Swinerton Renewable Energy had a lot to worry about surrounding the ITC extension. The company’s bread and butter—multi-megawatt, utility-scale solar projects—was at risk of losing its monetary advantage, bringing Swinerton’s work to a standstill. Once the extension came through at the end of 2015, senior vice president and general manager George Hershman was relieved to start a new business plan to extend the company’s huge progress through 2017 and beyond.
“It’s given us a whole new look into what the solar industry is going to be and what this company is going to be in the future,” he said. “We’re very bullish on the market. We think that there is great opportunity all over and are making investments in things and spending money on equipment that we would not have been buying had it been different.”
No stranger to the ups and downs of the construction industry, Swinerton Renewable Energy is a division of 128-year-old Swinerton Builders that traditionally does vertical construction in markets like hospitality and higher education. The financial downturn of 2008, which threatened to halt construction across all major markets, became an opportunity for the company to enter a new market.
“We saw opportunities to work with our client base, such as community colleges, universities and hospitals, to deploy solar installations,” Hershman said. “We saw solar as an opportunity to redeploy some of our internal resources and employees into areas that had growth opportunities.”
A California-based EPC, Swinerton’s service area covers the three major countries in North America—Canada, the United States and now Mexico. Most of its work focuses on utility- and large-scale projects, so the U.S. Southwest is an obvious hotbed of activity for the company.
“We do probably 95% of our work in the utility sector, Hershman said. “We still do a number of distributed generation or C&I projects a year. Usually those are strategic partners, not one-off type of projects. We did start in the distributed generation space [but] we’re finding that the utility space really fits better for our business model.”
Working mostly on multi-megawatt projects made Swinerton’s recent announcement of hitting 1 GW of installations an impressive but not unbelievable feat. The scale of work the company has planned for 2016, however, is the more remarkable announcement.
“The interesting part is not the 1 GW we built in the last eight years, it’s the 1 GW that we will build this year,” Hershman said. “We signed a lot of projects in the latter half of last year that had completion dates within 2016 to beat that expiration of the ITC. A lot of our projects were too far along to push back once the extension came. We are seeing a significant amount of volume go into place this year. It’s neat to say we hit 1 GW, but it’s great to say we’ll hit our second gigawatt in the same 12 months.”
Swinerton also has an O&M arm called SOLV that expects to reach its own 2-GW mark by the end of the year for projects under management. Hershman said the end goal is to work on projects through their decommissioning opportunities 30 years down the line.
“It’s a significant growth opportunity within our business and somewhere we can really leverage our plant construction expertise and long-term operations experience to gather and deliver a full turnkey operation,” Hershman said.
Swinerton’s success does come with frequent hurdles. Hershman said the company is faced with some of the same struggles as smaller solar installers, but clearly on a much larger scale. Finding AHJs familiar with large-scale solar work is a big issue for the company.
“We are branching into regions that have not been exposed to large-scale solar projects. Often times the AHJs or the contractors licensing have not really caught up with this scale of project,” Hershman said. “PV is all looked at in one big basket. There’s a lot of differences between a residential installation and the labor required to do that versus the labor required to do a large-scale solar deployment where you’re installing 14,000 modules a day.”
Hershman said the disadvantages given to a local workforce is what bothers the company the most.

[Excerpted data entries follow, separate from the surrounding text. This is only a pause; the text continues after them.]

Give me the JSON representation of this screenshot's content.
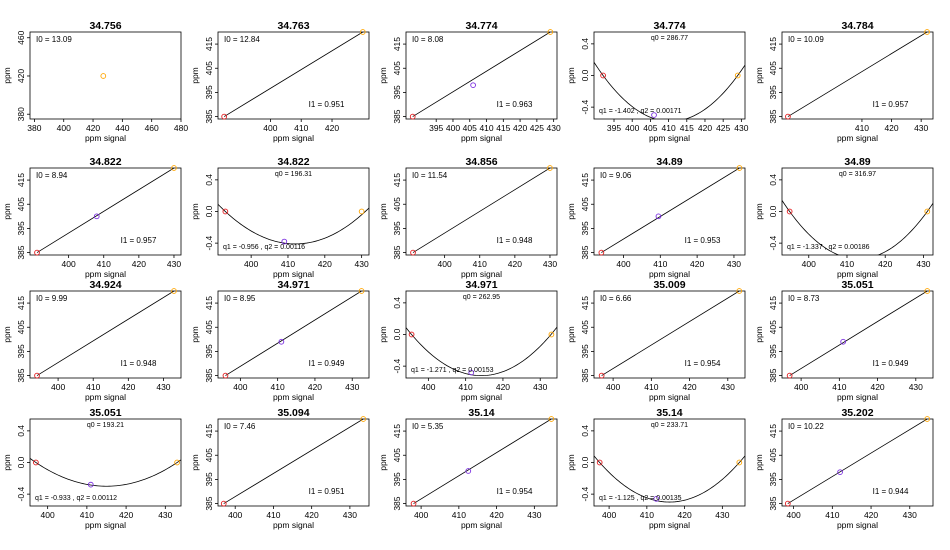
{
  "figure": {
    "xlabel": "ppm signal",
    "ylabel": "ppm"
  },
  "colors": {
    "red": "#e41a1c",
    "purple": "#7b2fe0",
    "orange": "#ffa500",
    "line": "#000000"
  },
  "chart_data": [
    {
      "type": "scatter",
      "title": "34.756",
      "xlim": [
        377,
        480
      ],
      "ylim": [
        375,
        466
      ],
      "xticks": [
        "380",
        "400",
        "420",
        "440",
        "460",
        "480"
      ],
      "yticks": [
        "380",
        "420",
        "460"
      ],
      "annotations": {
        "I0": "I0 =  13.09"
      },
      "points": [
        {
          "x": 427,
          "y": 420,
          "color": "orange"
        }
      ]
    },
    {
      "type": "line",
      "title": "34.763",
      "xlim": [
        383,
        432
      ],
      "ylim": [
        384,
        420
      ],
      "xticks": [
        "400",
        "410",
        "420"
      ],
      "yticks": [
        "385",
        "395",
        "405",
        "415"
      ],
      "annotations": {
        "I0": "I0 =  12.84",
        "I1": "I1 =  0.951"
      },
      "points": [
        {
          "x": 385,
          "y": 385,
          "color": "red"
        },
        {
          "x": 430,
          "y": 420,
          "color": "orange"
        }
      ],
      "curve": {
        "kind": "linear",
        "x0": 385,
        "y0": 385,
        "x1": 430,
        "y1": 420
      }
    },
    {
      "type": "line",
      "title": "34.774",
      "xlim": [
        386,
        431
      ],
      "ylim": [
        384,
        420
      ],
      "xticks": [
        "395",
        "400",
        "405",
        "410",
        "415",
        "420",
        "425",
        "430"
      ],
      "yticks": [
        "385",
        "395",
        "405",
        "415"
      ],
      "annotations": {
        "I0": "I0 =  8.08",
        "I1": "I1 =  0.963"
      },
      "points": [
        {
          "x": 388,
          "y": 385,
          "color": "red"
        },
        {
          "x": 406,
          "y": 398,
          "color": "purple"
        },
        {
          "x": 429,
          "y": 420,
          "color": "orange"
        }
      ],
      "curve": {
        "kind": "linear",
        "x0": 388,
        "y0": 385,
        "x1": 429,
        "y1": 420
      }
    },
    {
      "type": "line",
      "title": "34.774",
      "xlim": [
        389.5,
        431
      ],
      "ylim": [
        -0.55,
        0.55
      ],
      "xticks": [
        "395",
        "400",
        "405",
        "410",
        "415",
        "420",
        "425",
        "430"
      ],
      "yticks": [
        "-0.4",
        "0.0",
        "0.4"
      ],
      "annotations": {
        "q0": "q0 =  286.77",
        "q12": "q1 = -1.402 , q2 =  0.00171"
      },
      "points": [
        {
          "x": 392,
          "y": 0,
          "color": "red"
        },
        {
          "x": 406,
          "y": -0.5,
          "color": "purple"
        },
        {
          "x": 429,
          "y": 0,
          "color": "orange"
        }
      ],
      "curve": {
        "kind": "parabola",
        "xs": 392,
        "ye": 0,
        "xv": 410.5,
        "yv": -0.58
      }
    },
    {
      "type": "line",
      "title": "34.784",
      "xlim": [
        383,
        434
      ],
      "ylim": [
        384,
        420
      ],
      "xticks": [
        "410",
        "420",
        "430"
      ],
      "yticks": [
        "385",
        "395",
        "405",
        "415"
      ],
      "annotations": {
        "I0": "I0 =  10.09",
        "I1": "I1 =  0.957"
      },
      "points": [
        {
          "x": 385,
          "y": 385,
          "color": "red"
        },
        {
          "x": 432,
          "y": 420,
          "color": "orange"
        }
      ],
      "curve": {
        "kind": "linear",
        "x0": 385,
        "y0": 385,
        "x1": 432,
        "y1": 420
      }
    },
    {
      "type": "line",
      "title": "34.822",
      "xlim": [
        389,
        432
      ],
      "ylim": [
        384,
        420
      ],
      "xticks": [
        "400",
        "410",
        "420",
        "430"
      ],
      "yticks": [
        "385",
        "395",
        "405",
        "415"
      ],
      "annotations": {
        "I0": "I0 =  8.94",
        "I1": "I1 =  0.957"
      },
      "points": [
        {
          "x": 391,
          "y": 385,
          "color": "red"
        },
        {
          "x": 408,
          "y": 400,
          "color": "purple"
        },
        {
          "x": 430,
          "y": 420,
          "color": "orange"
        }
      ],
      "curve": {
        "kind": "linear",
        "x0": 391,
        "y0": 385,
        "x1": 430,
        "y1": 420
      }
    },
    {
      "type": "line",
      "title": "34.822",
      "xlim": [
        391,
        432
      ],
      "ylim": [
        -0.55,
        0.55
      ],
      "xticks": [
        "400",
        "410",
        "420",
        "430"
      ],
      "yticks": [
        "-0.4",
        "0.0",
        "0.4"
      ],
      "annotations": {
        "q0": "q0 =  196.31",
        "q12": "q1 = -0.956 , q2 =  0.00116"
      },
      "points": [
        {
          "x": 393,
          "y": 0,
          "color": "red"
        },
        {
          "x": 409,
          "y": -0.38,
          "color": "purple"
        },
        {
          "x": 430,
          "y": 0,
          "color": "orange"
        }
      ],
      "curve": {
        "kind": "parabola",
        "xs": 393,
        "ye": 0,
        "xv": 412,
        "yv": -0.41
      }
    },
    {
      "type": "line",
      "title": "34.856",
      "xlim": [
        389,
        432
      ],
      "ylim": [
        384,
        420
      ],
      "xticks": [
        "400",
        "410",
        "420",
        "430"
      ],
      "yticks": [
        "385",
        "395",
        "405",
        "415"
      ],
      "annotations": {
        "I0": "I0 =  11.54",
        "I1": "I1 =  0.948"
      },
      "points": [
        {
          "x": 391,
          "y": 385,
          "color": "red"
        },
        {
          "x": 430,
          "y": 420,
          "color": "orange"
        }
      ],
      "curve": {
        "kind": "linear",
        "x0": 391,
        "y0": 385,
        "x1": 430,
        "y1": 420
      }
    },
    {
      "type": "line",
      "title": "34.89",
      "xlim": [
        392,
        433
      ],
      "ylim": [
        384,
        420
      ],
      "xticks": [
        "400",
        "410",
        "420",
        "430"
      ],
      "yticks": [
        "385",
        "395",
        "405",
        "415"
      ],
      "annotations": {
        "I0": "I0 =  9.06",
        "I1": "I1 =  0.953"
      },
      "points": [
        {
          "x": 394,
          "y": 385,
          "color": "red"
        },
        {
          "x": 409.5,
          "y": 400,
          "color": "purple"
        },
        {
          "x": 431.5,
          "y": 420,
          "color": "orange"
        }
      ],
      "curve": {
        "kind": "linear",
        "x0": 394,
        "y0": 385,
        "x1": 431.5,
        "y1": 420
      }
    },
    {
      "type": "line",
      "title": "34.89",
      "xlim": [
        393,
        432.5
      ],
      "ylim": [
        -0.55,
        0.55
      ],
      "xticks": [
        "400",
        "410",
        "420",
        "430"
      ],
      "yticks": [
        "-0.4",
        "0.0",
        "0.4"
      ],
      "annotations": {
        "q0": "q0 =  316.97",
        "q12": "q1 = -1.337 , q2 =  0.00186"
      },
      "points": [
        {
          "x": 395,
          "y": 0,
          "color": "red"
        },
        {
          "x": 431,
          "y": 0,
          "color": "orange"
        }
      ],
      "curve": {
        "kind": "parabola",
        "xs": 395,
        "ye": 0,
        "xv": 413,
        "yv": -0.6
      }
    },
    {
      "type": "line",
      "title": "34.924",
      "xlim": [
        392,
        435
      ],
      "ylim": [
        384,
        420
      ],
      "xticks": [
        "400",
        "410",
        "420",
        "430"
      ],
      "yticks": [
        "385",
        "395",
        "405",
        "415"
      ],
      "annotations": {
        "I0": "I0 =  9.99",
        "I1": "I1 =  0.948"
      },
      "points": [
        {
          "x": 394,
          "y": 385,
          "color": "red"
        },
        {
          "x": 433,
          "y": 420,
          "color": "orange"
        }
      ],
      "curve": {
        "kind": "linear",
        "x0": 394,
        "y0": 385,
        "x1": 433,
        "y1": 420
      }
    },
    {
      "type": "line",
      "title": "34.971",
      "xlim": [
        394,
        434.5
      ],
      "ylim": [
        384,
        420
      ],
      "xticks": [
        "400",
        "410",
        "420",
        "430"
      ],
      "yticks": [
        "385",
        "395",
        "405",
        "415"
      ],
      "annotations": {
        "I0": "I0 =  8.95",
        "I1": "I1 =  0.949"
      },
      "points": [
        {
          "x": 396,
          "y": 385,
          "color": "red"
        },
        {
          "x": 411,
          "y": 399,
          "color": "purple"
        },
        {
          "x": 432.5,
          "y": 420,
          "color": "orange"
        }
      ],
      "curve": {
        "kind": "linear",
        "x0": 396,
        "y0": 385,
        "x1": 432.5,
        "y1": 420
      }
    },
    {
      "type": "line",
      "title": "34.971",
      "xlim": [
        394,
        434.5
      ],
      "ylim": [
        -0.55,
        0.55
      ],
      "xticks": [
        "400",
        "410",
        "420",
        "430"
      ],
      "yticks": [
        "-0.4",
        "0.0",
        "0.4"
      ],
      "annotations": {
        "q0": "q0 =  262.95",
        "q12": "q1 = -1.271 , q2 =  0.00153"
      },
      "points": [
        {
          "x": 395.5,
          "y": 0,
          "color": "red"
        },
        {
          "x": 411.5,
          "y": -0.48,
          "color": "purple"
        },
        {
          "x": 433,
          "y": 0,
          "color": "orange"
        }
      ],
      "curve": {
        "kind": "parabola",
        "xs": 395.5,
        "ye": 0,
        "xv": 414.2,
        "yv": -0.52
      }
    },
    {
      "type": "line",
      "title": "35.009",
      "xlim": [
        395,
        434.5
      ],
      "ylim": [
        384,
        420
      ],
      "xticks": [
        "400",
        "410",
        "420",
        "430"
      ],
      "yticks": [
        "385",
        "395",
        "405",
        "415"
      ],
      "annotations": {
        "I0": "I0 =  6.66",
        "I1": "I1 =  0.954"
      },
      "points": [
        {
          "x": 397,
          "y": 385,
          "color": "red"
        },
        {
          "x": 433,
          "y": 420,
          "color": "orange"
        }
      ],
      "curve": {
        "kind": "linear",
        "x0": 397,
        "y0": 385,
        "x1": 433,
        "y1": 420
      }
    },
    {
      "type": "line",
      "title": "35.051",
      "xlim": [
        395,
        434.5
      ],
      "ylim": [
        384,
        420
      ],
      "xticks": [
        "400",
        "410",
        "420",
        "430"
      ],
      "yticks": [
        "385",
        "395",
        "405",
        "415"
      ],
      "annotations": {
        "I0": "I0 =  8.73",
        "I1": "I1 =  0.949"
      },
      "points": [
        {
          "x": 397,
          "y": 385,
          "color": "red"
        },
        {
          "x": 411,
          "y": 399,
          "color": "purple"
        },
        {
          "x": 433,
          "y": 420,
          "color": "orange"
        }
      ],
      "curve": {
        "kind": "linear",
        "x0": 397,
        "y0": 385,
        "x1": 433,
        "y1": 420
      }
    },
    {
      "type": "line",
      "title": "35.051",
      "xlim": [
        395.5,
        434
      ],
      "ylim": [
        -0.55,
        0.55
      ],
      "xticks": [
        "400",
        "410",
        "420",
        "430"
      ],
      "yticks": [
        "-0.4",
        "0.0",
        "0.4"
      ],
      "annotations": {
        "q0": "q0 =  193.21",
        "q12": "q1 = -0.933 , q2 =  0.00112"
      },
      "points": [
        {
          "x": 397,
          "y": 0,
          "color": "red"
        },
        {
          "x": 411,
          "y": -0.28,
          "color": "purple"
        },
        {
          "x": 433,
          "y": 0,
          "color": "orange"
        }
      ],
      "curve": {
        "kind": "parabola",
        "xs": 397,
        "ye": 0,
        "xv": 415,
        "yv": -0.3
      }
    },
    {
      "type": "line",
      "title": "35.094",
      "xlim": [
        395.5,
        435
      ],
      "ylim": [
        384,
        420
      ],
      "xticks": [
        "400",
        "410",
        "420",
        "430"
      ],
      "yticks": [
        "385",
        "395",
        "405",
        "415"
      ],
      "annotations": {
        "I0": "I0 =  7.46",
        "I1": "I1 =  0.951"
      },
      "points": [
        {
          "x": 397,
          "y": 385,
          "color": "red"
        },
        {
          "x": 433.5,
          "y": 420,
          "color": "orange"
        }
      ],
      "curve": {
        "kind": "linear",
        "x0": 397,
        "y0": 385,
        "x1": 433.5,
        "y1": 420
      }
    },
    {
      "type": "line",
      "title": "35.14",
      "xlim": [
        396,
        436
      ],
      "ylim": [
        384,
        420
      ],
      "xticks": [
        "400",
        "410",
        "420",
        "430"
      ],
      "yticks": [
        "385",
        "395",
        "405",
        "415"
      ],
      "annotations": {
        "I0": "I0 =  5.35",
        "I1": "I1 =  0.954"
      },
      "points": [
        {
          "x": 398,
          "y": 385,
          "color": "red"
        },
        {
          "x": 412.5,
          "y": 398.5,
          "color": "purple"
        },
        {
          "x": 434.5,
          "y": 420,
          "color": "orange"
        }
      ],
      "curve": {
        "kind": "linear",
        "x0": 398,
        "y0": 385,
        "x1": 434.5,
        "y1": 420
      }
    },
    {
      "type": "line",
      "title": "35.14",
      "xlim": [
        396,
        436
      ],
      "ylim": [
        -0.55,
        0.55
      ],
      "xticks": [
        "400",
        "410",
        "420",
        "430"
      ],
      "yticks": [
        "-0.4",
        "0.0",
        "0.4"
      ],
      "annotations": {
        "q0": "q0 =  233.71",
        "q12": "q1 = -1.125 , q2 =  0.00135"
      },
      "points": [
        {
          "x": 397.5,
          "y": 0,
          "color": "red"
        },
        {
          "x": 412.5,
          "y": -0.46,
          "color": "purple"
        },
        {
          "x": 434.5,
          "y": 0,
          "color": "orange"
        }
      ],
      "curve": {
        "kind": "parabola",
        "xs": 397.5,
        "ye": 0,
        "xv": 416,
        "yv": -0.5
      }
    },
    {
      "type": "line",
      "title": "35.202",
      "xlim": [
        397,
        436
      ],
      "ylim": [
        384,
        420
      ],
      "xticks": [
        "400",
        "410",
        "420",
        "430"
      ],
      "yticks": [
        "385",
        "395",
        "405",
        "415"
      ],
      "annotations": {
        "I0": "I0 =  10.22",
        "I1": "I1 =  0.944"
      },
      "points": [
        {
          "x": 398.5,
          "y": 385,
          "color": "red"
        },
        {
          "x": 412,
          "y": 398,
          "color": "purple"
        },
        {
          "x": 434.5,
          "y": 420,
          "color": "orange"
        }
      ],
      "curve": {
        "kind": "linear",
        "x0": 398.5,
        "y0": 385,
        "x1": 434.5,
        "y1": 420
      }
    }
  ]
}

“We find the areas that are more restrictive around labor requirements, we’re actually [bringing] in labor from other adjoining states to meet labor laws, permitting requirements and licensing requirements. We just don’t have a licensed workforce in a lot of these rural areas to support the amount of ratios for licensing that’s required,” Hershman said. “We are cutting off access to local workforces. [This] is why we work really hard to educate these states that are new to solar at this scale of what the unintended consequences are of some of these older laws that were put into place.”
Swinerton likes employing a local workforce, since it comes with a passion and sense of accountability not found with out-of-staters. Passion runs strong throughout Swinerton; the company is 100% employee-owned, and Hershman said that’s where success begins.
“Our group as a whole believes they’re empowered to do whatever it takes,” he said. “Being employee-owners, everybody feels accountable. They’re empowered as business owners to make the right decisions. That is the core of what makes Swinerton successful. It’s definitely the people.”